# TroCR Small Обучение на Кириллице

Этот ноутбук содержит полный код для обучения модели TroCR (Transformer-based OCR) small на датасете с кириллическим текстом.

In [1]:
import os
import pandas as pd
from PIL import Image
from pathlib import Path

import torch
from torch.utils.data import Dataset, DataLoader
from transformers import (
    VisionEncoderDecoderModel, 
    TrOCRProcessor,
    Seq2SeqTrainer, 
    Seq2SeqTrainingArguments,
    default_data_collator
)

# Проверка доступности GPU
device = torch.device('cuda' if torch.cuda.is_available() else 'cpu')
print(f"Using device: {device}")

# Пути к данным
DATA_DIR = Path("orig_cyrillic")
TRAIN_DIR = DATA_DIR / "train"
TEST_DIR = DATA_DIR / "test"
TRAIN_TSV = DATA_DIR / "train.tsv"
TEST_TSV = DATA_DIR / "test.tsv"

  from .autonotebook import tqdm as notebook_tqdm


Using device: cuda


In [2]:
class CyrillicOCRDataset(Dataset):
    def __init__(self, tsv_file, img_dir, processor, max_target_length=128):
        self.processor = processor
        self.max_target_length = max_target_length
        self.img_dir = Path(img_dir)
        
        # Загрузка данных из TSV
        self.df = pd.read_csv(tsv_file, sep='\t', header=None, names=['image', 'text'])
        print(f"Loaded {len(self.df)} samples from {tsv_file}")
        
    def __len__(self):
        return len(self.df)
    
    def __getitem__(self, idx):
        # Загрузка изображения
        img_name = self.df.iloc[idx]['image']
        img_path = self.img_dir / img_name
        
        try:
            image = Image.open(img_path).convert("RGB")
        except Exception as e:
            print(f"Error loading image {img_path}: {e}")
            # Возвращаем пустое изображение в случае ошибки
            image = Image.new('RGB', (384, 384), (255, 255, 255))
        
        # Текст
        text = str(self.df.iloc[idx]['text'])
        
        # Обработка изображения
        pixel_values = self.processor(image, return_tensors="pt").pixel_values
        
        # Токенизация текста
        labels = self.processor.tokenizer(
            text, 
            padding="max_length", 
            max_length=self.max_target_length,
            truncation=True,
            return_tensors="pt"
        ).input_ids
        
        # Замена padding токенов на -100 для игнорирования при вычислении loss
        labels[labels == self.processor.tokenizer.pad_token_id] = -100
        
        encoding = {
            "pixel_values": pixel_values.squeeze(),
            "labels": labels.squeeze()
        }
        
        return encoding

In [3]:
# Загрузка предобученной модели TroCR Small
model_name = "microsoft/trocr-small-handwritten"
processor = TrOCRProcessor.from_pretrained(model_name)
model = VisionEncoderDecoderModel.from_pretrained(model_name)

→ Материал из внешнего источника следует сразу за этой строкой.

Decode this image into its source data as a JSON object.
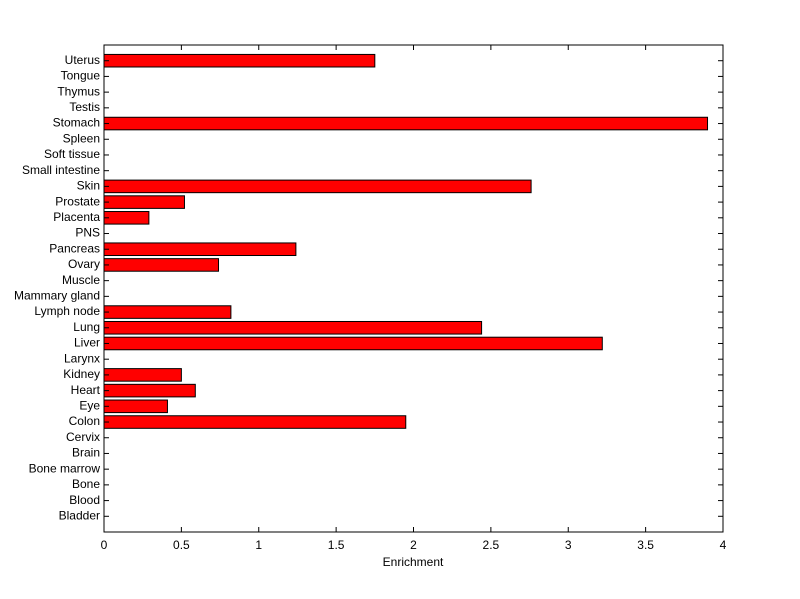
{
  "chart_data": {
    "type": "barh",
    "x_label": "Enrichment",
    "categories": [
      "Bladder",
      "Blood",
      "Bone",
      "Bone marrow",
      "Brain",
      "Cervix",
      "Colon",
      "Eye",
      "Heart",
      "Kidney",
      "Larynx",
      "Liver",
      "Lung",
      "Lymph node",
      "Mammary gland",
      "Muscle",
      "Ovary",
      "Pancreas",
      "PNS",
      "Placenta",
      "Prostate",
      "Skin",
      "Small intestine",
      "Soft tissue",
      "Spleen",
      "Stomach",
      "Testis",
      "Thymus",
      "Tongue",
      "Uterus"
    ],
    "values": [
      0,
      0,
      0,
      0,
      0,
      0,
      1.95,
      0.41,
      0.59,
      0.5,
      0,
      3.22,
      2.44,
      0.82,
      0,
      0,
      0.74,
      1.24,
      0,
      0.29,
      0.52,
      2.76,
      0,
      0,
      0,
      3.9,
      0,
      0,
      0,
      1.75
    ],
    "color": "#ff0000",
    "xlim": [
      0,
      4
    ],
    "xticks": [
      0,
      0.5,
      1,
      1.5,
      2,
      2.5,
      3,
      3.5,
      4
    ],
    "grid": false
  }
}
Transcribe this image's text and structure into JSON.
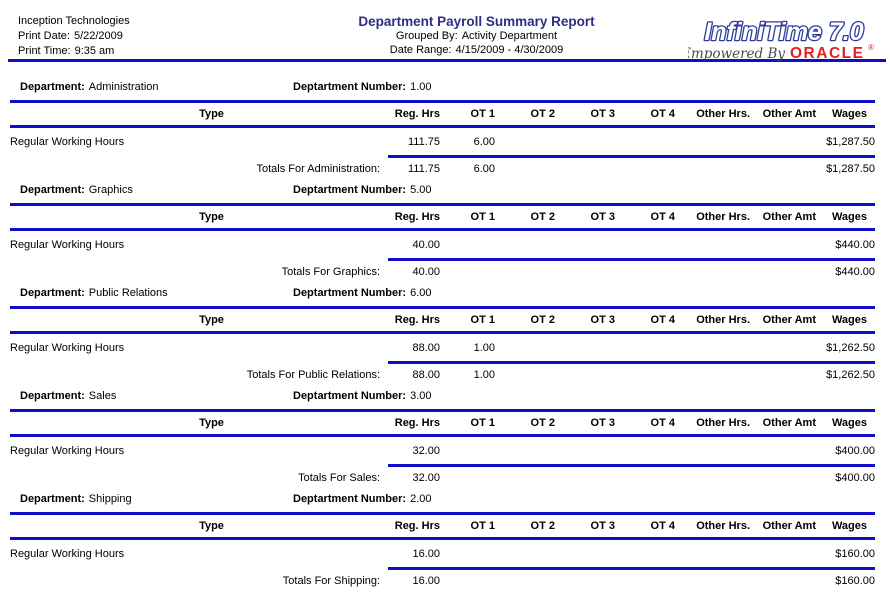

# Настройка параметров генерации
model.config.decoder_start_token_id = processor.tokenizer.cls_token_id
model.config.pad_token_id = processor.tokenizer.pad_token_id
model.config.vocab_size = model.config.decoder.vocab_size
model.config.eos_token_id = processor.tokenizer.sep_token_id

# Параметры beam search для инференса
model.config.max_length = 128
model.config.early_stopping = True
model.config.no_repeat_ngram_size = 3
model.config.length_penalty = 2.0
model.config.num_beams = 4

print(f"Model loaded: {model_name}")
print(f"Vocab size: {model.config.vocab_size}")

Using a slow image processor as `use_fast` is unset and a slow processor was saved with this model. `use_fast=True` will be the default behavior in v4.52, even if the model was saved with a slow processor. This will result in minor differences in outputs. You'll still be able to use a slow processor with `use_fast=False`.
Some weights of VisionEncoderDecoderModel were not initialized from the model checkpoint at microsoft/trocr-small-handwritten and are newly initialized: ['encoder.pooler.dense.bias', 'encoder.pooler.dense.weight']
You should probably TRAIN this model on a down-stream task to be able to use it for predictions and inference.


Model loaded: microsoft/trocr-small-handwritten
Vocab size: 64044


In [4]:
# Создание тренировочного и валидационного датасетов
train_dataset = CyrillicOCRDataset(
    tsv_file=TRAIN_TSV,
    img_dir=TRAIN_DIR,
    processor=processor,
    max_target_length=128
)

eval_dataset = CyrillicOCRDataset(
    tsv_file=TEST_TSV,
    img_dir=TEST_DIR,
    processor=processor,
    max_target_length=128
)

print(f"Train dataset size: {len(train_dataset)}")
print(f"Eval dataset size: {len(eval_dataset)}")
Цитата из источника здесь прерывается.